The Twilight Zone - Dead Man's Shoes



Poor Nate Bledsoe (Warren Stevens) seizes upon the misfortune of a murdered gangster with a snazzy pair of shoes, body dumped in his alley by a mob associate who wanted all the territory they were operating together. Nate rifles through the gangster’s pockets for any loose change (finding keys) and takes his shoes off his dead feet. Nate has no idea what awaits him after putting those shoes on. It seems the shoes, when on the next person’s feet, returns the “presence” of Dane, the dead gangster, and he wants revenge against Dagget (Richard Devon). Nate tries to shake a couple bums wanting the shoes, as they attempt to either use muscle or manipulation to get them, but Dane emerges. Dane is clearly quite different than Dane. Nate seems quite the weakling as the two bums close in on him, and he could easily be seen as barefoot not long after if Dane hadn’t possessed him. Stevens deserves some credit for alternating two different personalities. But we see very little of Nate, unfortunately. We see him at the very beginning, rambling about with no real purpose. He is first ruffling through a garbage bin, before spotting Dane’s body. After popping on the shoes, Nate is still himself up until a certain point, when Dane takes charge and focuses on his revenge. Returning to his apartment for a good suit and a bit of liquor, Dane’s dame, Wilma (Joan Marshall), questions who this guy is just making himself at home. A gun in hand, Wilma wants answers. But Dane takes off the shoes and Nate “reawakens” perplexed and confused, wondering why he’s in this apartment and this woman he doesn’t know is pointing a gun at him. He is quite nervous and quivery, collapsing into a chair as she tells him to “put on the shoes and get out”.

The creative idea is to see both Nate and Dane. In order to see Nate once more the shoes had to come off. And in order to see Dane confront Dagget the shoes had to go back on Nate’s feet. So it was important to take them off and put them back on in the middle of the episode. Yeah, one might balk at the convenience of this scene and how it is arranged…would those shoes really ever return to his feet once they were off? Of course the flimsy device—the shoes of the dead man returning him to possess the next person wearing them—itself is a bit silly, but the plot plays on the spirit of a victim not just going away until revenge is met, and whatever is used to forward that, whether shoes or literal body parts/organs, causing the personality/memory transference, is of less consequence. The shoes are just that, a plot device. In saying that, I was never quite won over by the episode. I do think Nate gets the shaft in favor of Dane, barely available for us to identify with much. Maybe that is unimportant as he was more or less a vagabond, making his bed wherever possible, but those shoes victimize him. He has no control over what happens to him thanks to Dane. What is Nate’s body to Dane? Dane can just occupy the next vagrant that takes his shoes. Ultimately Nate was taking from the dead and the dead took from him…fate just continued to visit upon Nate misfortune.

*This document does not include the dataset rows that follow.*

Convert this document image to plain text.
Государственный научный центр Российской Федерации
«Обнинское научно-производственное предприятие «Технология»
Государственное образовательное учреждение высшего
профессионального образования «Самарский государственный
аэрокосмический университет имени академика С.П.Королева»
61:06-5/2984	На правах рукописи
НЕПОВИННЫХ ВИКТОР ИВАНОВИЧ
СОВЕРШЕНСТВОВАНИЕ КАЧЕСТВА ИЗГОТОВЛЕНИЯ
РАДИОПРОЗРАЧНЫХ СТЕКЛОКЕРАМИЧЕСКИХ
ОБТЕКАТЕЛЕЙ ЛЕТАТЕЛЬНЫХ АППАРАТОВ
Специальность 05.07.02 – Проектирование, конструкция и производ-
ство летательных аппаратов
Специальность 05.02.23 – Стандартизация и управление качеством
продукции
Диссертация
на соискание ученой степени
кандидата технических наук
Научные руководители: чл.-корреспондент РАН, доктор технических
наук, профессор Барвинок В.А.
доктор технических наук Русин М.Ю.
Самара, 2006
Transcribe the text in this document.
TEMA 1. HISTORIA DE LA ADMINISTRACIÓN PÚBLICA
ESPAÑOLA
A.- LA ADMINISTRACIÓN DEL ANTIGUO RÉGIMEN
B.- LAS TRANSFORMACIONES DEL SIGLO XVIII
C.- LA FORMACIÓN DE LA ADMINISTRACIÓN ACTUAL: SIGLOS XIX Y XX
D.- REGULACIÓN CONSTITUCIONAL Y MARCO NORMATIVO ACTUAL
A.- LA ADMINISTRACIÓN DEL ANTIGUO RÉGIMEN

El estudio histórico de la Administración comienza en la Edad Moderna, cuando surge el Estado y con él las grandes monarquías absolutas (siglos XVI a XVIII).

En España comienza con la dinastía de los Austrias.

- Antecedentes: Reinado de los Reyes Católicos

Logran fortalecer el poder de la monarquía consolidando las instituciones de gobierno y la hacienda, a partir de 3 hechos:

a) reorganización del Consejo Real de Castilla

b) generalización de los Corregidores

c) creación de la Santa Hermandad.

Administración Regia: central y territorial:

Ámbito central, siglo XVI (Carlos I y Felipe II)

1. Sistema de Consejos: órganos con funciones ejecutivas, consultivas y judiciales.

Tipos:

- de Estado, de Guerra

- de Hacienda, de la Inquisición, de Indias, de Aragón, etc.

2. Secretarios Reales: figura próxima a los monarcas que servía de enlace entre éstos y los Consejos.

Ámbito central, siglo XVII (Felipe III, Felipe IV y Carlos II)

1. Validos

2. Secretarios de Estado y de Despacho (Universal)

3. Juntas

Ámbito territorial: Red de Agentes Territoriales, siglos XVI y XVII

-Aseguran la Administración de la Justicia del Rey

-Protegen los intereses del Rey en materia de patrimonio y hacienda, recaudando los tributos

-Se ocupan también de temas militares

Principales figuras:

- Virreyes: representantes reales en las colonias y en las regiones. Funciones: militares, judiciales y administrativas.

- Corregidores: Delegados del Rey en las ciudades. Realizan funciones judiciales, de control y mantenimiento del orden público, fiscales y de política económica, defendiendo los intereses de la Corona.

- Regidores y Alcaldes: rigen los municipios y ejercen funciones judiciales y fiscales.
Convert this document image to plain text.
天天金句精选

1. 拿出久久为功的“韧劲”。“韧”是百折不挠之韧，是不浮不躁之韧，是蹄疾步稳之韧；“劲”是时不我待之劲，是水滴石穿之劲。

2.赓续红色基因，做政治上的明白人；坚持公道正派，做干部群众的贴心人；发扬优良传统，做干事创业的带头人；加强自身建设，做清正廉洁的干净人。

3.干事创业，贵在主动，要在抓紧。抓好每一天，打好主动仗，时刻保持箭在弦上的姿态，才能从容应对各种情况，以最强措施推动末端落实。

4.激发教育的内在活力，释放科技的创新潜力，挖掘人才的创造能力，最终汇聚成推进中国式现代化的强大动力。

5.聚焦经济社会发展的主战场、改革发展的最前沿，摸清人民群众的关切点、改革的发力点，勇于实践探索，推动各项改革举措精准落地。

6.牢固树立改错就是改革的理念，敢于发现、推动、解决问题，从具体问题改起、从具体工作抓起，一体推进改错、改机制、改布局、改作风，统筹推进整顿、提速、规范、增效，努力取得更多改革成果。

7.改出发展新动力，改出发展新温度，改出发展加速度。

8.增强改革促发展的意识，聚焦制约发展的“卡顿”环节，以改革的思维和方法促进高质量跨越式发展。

Dane eventually convinces Wilma that despite seeing Nate it was him behind the new face. When Dane requests the sugar cube in his drink, Wilma knew he might just be. And when he kisses Wilma, she gradually returns the favor, fully accepting that Dane was in there. So Stevens’ performance has the nuances there to tell us that this body has two people. Dane is clearly a dominant personality while Nate has probably spent some time pushed around and kicked about. Dane’s mission, though, was to get Dagget alone and gun him down in similar fashion…poetic justice, so to speak. But Dagget has hired guns on his payroll, hidden in areas of the office…the perfect setup. Dane wasn’t about to let Nate get gunned down from behind, but couldn’t anticipate the gun behind the bookcase. Dagget is issued a warning from Dane as Nate’s body dies: I’ll keep coming, until I get you!

I think the story has some potential but I'm not sure it should have been wasted on a tired gangster story. We run through the same gangster cliches and the end result is no surprise...one rotter kills another. The exception of Nate being unknowingly involved without any say-so is what sets this episode apart. But a better story certainly might have taken the dead shoes and produced something a bit more original.